Morrison’s ratings did recover during the pandemic — if anything though, this demonstrates the popularity of emergency policies like free childcare, increased welfare payments, and the JobSeeker wage subsidy. Although the latter hid a neoliberal sting in its tail, it was the opposite of austerity economics. And at any rate, state governments, mostly Labor-led, also experienced a significant boost in their popularity.

As the immediate threat of COVID-19 recedes, the mismatch between Morrison’s nostalgic political strategy and the existential needs of our era has already started to create an abundance of opportunities that a functional opposition could exploit. But this is hardly an apt description of Anthony Albanese’s Labor Party.

According to Thomas Frank, the ALP was once so inspired by US progressive populism that its leaders considered calling themselves the People’s Party. Today, it’s hard to imagine a less populist approach than Labor’s. Under Adam Bandt, the Greens are much more impressive.

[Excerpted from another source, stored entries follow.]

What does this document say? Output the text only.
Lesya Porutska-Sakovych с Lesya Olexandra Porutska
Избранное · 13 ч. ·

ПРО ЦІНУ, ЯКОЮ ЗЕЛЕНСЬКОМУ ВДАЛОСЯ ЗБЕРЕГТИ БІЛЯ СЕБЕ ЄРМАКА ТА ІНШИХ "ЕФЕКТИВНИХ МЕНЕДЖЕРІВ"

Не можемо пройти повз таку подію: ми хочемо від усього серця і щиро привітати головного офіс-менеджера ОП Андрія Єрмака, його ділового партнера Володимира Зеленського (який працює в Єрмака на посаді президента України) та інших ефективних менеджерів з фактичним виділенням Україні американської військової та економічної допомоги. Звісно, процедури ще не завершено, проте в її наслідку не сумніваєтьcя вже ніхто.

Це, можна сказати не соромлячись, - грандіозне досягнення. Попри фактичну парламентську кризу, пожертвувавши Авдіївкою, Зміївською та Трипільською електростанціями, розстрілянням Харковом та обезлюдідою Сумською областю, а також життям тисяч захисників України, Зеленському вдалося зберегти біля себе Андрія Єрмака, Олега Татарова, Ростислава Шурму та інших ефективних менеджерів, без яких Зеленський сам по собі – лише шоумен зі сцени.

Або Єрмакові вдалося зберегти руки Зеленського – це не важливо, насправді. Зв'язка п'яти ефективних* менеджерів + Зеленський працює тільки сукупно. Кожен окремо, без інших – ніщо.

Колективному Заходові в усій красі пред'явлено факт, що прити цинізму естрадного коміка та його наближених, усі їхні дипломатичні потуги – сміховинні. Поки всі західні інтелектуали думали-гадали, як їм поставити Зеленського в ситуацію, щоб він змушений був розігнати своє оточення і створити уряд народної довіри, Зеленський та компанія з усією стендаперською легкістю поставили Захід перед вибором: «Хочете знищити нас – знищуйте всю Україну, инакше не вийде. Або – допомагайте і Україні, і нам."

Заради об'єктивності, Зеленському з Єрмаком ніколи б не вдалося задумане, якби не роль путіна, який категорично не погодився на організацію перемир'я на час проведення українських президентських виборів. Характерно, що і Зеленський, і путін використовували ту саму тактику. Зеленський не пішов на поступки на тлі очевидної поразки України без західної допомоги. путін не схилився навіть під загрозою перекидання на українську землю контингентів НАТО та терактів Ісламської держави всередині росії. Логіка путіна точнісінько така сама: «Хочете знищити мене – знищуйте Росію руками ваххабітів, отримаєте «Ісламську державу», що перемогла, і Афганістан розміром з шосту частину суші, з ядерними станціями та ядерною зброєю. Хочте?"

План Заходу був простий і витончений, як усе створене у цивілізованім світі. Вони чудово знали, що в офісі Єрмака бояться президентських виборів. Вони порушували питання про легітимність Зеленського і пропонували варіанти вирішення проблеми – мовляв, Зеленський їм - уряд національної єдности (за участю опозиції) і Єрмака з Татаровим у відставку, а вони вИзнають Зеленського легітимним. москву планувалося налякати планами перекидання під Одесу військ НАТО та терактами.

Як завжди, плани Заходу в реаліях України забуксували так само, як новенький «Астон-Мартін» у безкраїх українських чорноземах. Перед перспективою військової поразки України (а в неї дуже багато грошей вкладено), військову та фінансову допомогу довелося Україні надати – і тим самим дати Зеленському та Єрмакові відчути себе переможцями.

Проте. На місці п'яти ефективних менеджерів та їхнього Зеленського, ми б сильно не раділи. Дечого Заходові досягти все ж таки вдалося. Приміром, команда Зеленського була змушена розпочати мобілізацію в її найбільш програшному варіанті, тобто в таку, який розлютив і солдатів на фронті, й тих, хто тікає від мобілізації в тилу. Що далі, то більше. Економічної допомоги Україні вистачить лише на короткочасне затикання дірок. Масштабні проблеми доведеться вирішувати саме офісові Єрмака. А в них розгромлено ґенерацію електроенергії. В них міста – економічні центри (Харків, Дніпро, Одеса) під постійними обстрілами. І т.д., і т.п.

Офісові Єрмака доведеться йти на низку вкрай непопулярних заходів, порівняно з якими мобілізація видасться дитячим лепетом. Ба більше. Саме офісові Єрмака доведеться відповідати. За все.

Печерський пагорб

But they are largely ignored in mainstream political discourse — and without a mass activist base, they will have difficulty making themselves heard.

And yet, the twin ecological and economic crises demand a new, transformative political project. There are two Australian precedents for this in the twentieth century: between the 1930s and 1940s, the defeat of Nazism and a resurgent labor movement, as well as the precedent of FDR’s New Deal, persuaded the Curtin and Chifley Labor governments to build a national economy and welfare state that shaped the next forty years. That paradigm was every bit as dominant as the neoliberal one inaugurated in the 1980s by Labor’s Bob Hawke.

John Howard consolidated neoliberalism in the 1990s, completing the subordination of our politics to business interests, with extractive capital firmly at the front. Far from being an antipodean GOP with a mini-Trump at the head, the Liberal Party and Morrison are remnants of that era. But that doesn’t mean the Liberals and their business backers will give way to a new one without a fight.